The Touch

(a)

You have lost nearly everything,
just as I have.

Joy and grief are gone,
the sun’s warmth,
the thrill of breath
even the void, the soul of silence.
Unseen,
an invisible plunderer
carried it all away.

And yet you are radiant,

as I am.

We have fastened our souls
to a single, immense post.

(b)

You dream of exquisite food;
hunger and thirst fall away.
The sky becomes a plate,
the stars, roasted grain.
A river narrows
to a cupped palm.

And yet you are luminous,
as I am.

We have given this beautiful city
to pitiless time.

(c)

You sit, all ablaze

as I do.

You hurl your heart—your love—

into the furnace.

Fingers, lips,

home and hearth

like iron under flame,
your body glows, molten.

And yet you are green,

as I am.

We have lent our eyes

to the greenness.

(d)

Slowly, this world has begun to displease you,
as it does me.

You cross beyond its limits;
in vast emptiness
you paint the world—
you paint time,
you paint smiles.

Your art is filled
with all that we never found.

And yet you return,
as I do.

We leave the wounds behind,
beyond the world.

(e)

You are gravely ill,

you have lost all memory—

as I have.


You forget your birth-star,

your name;

every art slips away.

By mistake
you search my pocket
and find my heart.
You claim it as your own.

Yet you remain unloving,
as I am.

_________________________________________
1993, Guwahati – 2005, Tezpur
First published: Srimayee, Autumn Issue, 1993

Editor’s Note

The Touch unfolds in five linked movements, each structured around parallel voices of “you” and “I,” creating a shared field of experience rather than a personal confession. Loss, hunger, love, art, illness, and forgetting appear not as isolated events but as stages of a single inward journey. Repetition—especially the recurring affirmation “as I am”—binds the sections together, emphasising identification, mirroring, and mutual endurance.

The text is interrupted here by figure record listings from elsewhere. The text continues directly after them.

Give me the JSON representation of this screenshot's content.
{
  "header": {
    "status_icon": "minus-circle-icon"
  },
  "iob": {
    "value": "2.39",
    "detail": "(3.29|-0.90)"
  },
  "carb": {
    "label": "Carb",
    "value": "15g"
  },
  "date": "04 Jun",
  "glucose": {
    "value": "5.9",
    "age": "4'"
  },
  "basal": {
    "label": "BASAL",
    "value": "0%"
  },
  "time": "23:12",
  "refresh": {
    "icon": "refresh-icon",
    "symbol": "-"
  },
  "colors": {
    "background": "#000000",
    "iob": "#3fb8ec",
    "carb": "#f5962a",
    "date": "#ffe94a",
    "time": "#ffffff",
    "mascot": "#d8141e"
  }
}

Stylistically, the poem is spare and incantatory. Short lines, elemental imagery (fire, food, light, greenness, emptiness), and restrained syntax give it a ritual quality. Meaning emerges through accumulation rather than explanation: deprivation gives way to radiance, hunger becomes vision, suffering turns into creation. The poem ultimately gestures toward a shared, unresolved state of being, where identity, love, and memory blur, and survival itself becomes a quiet, collective act.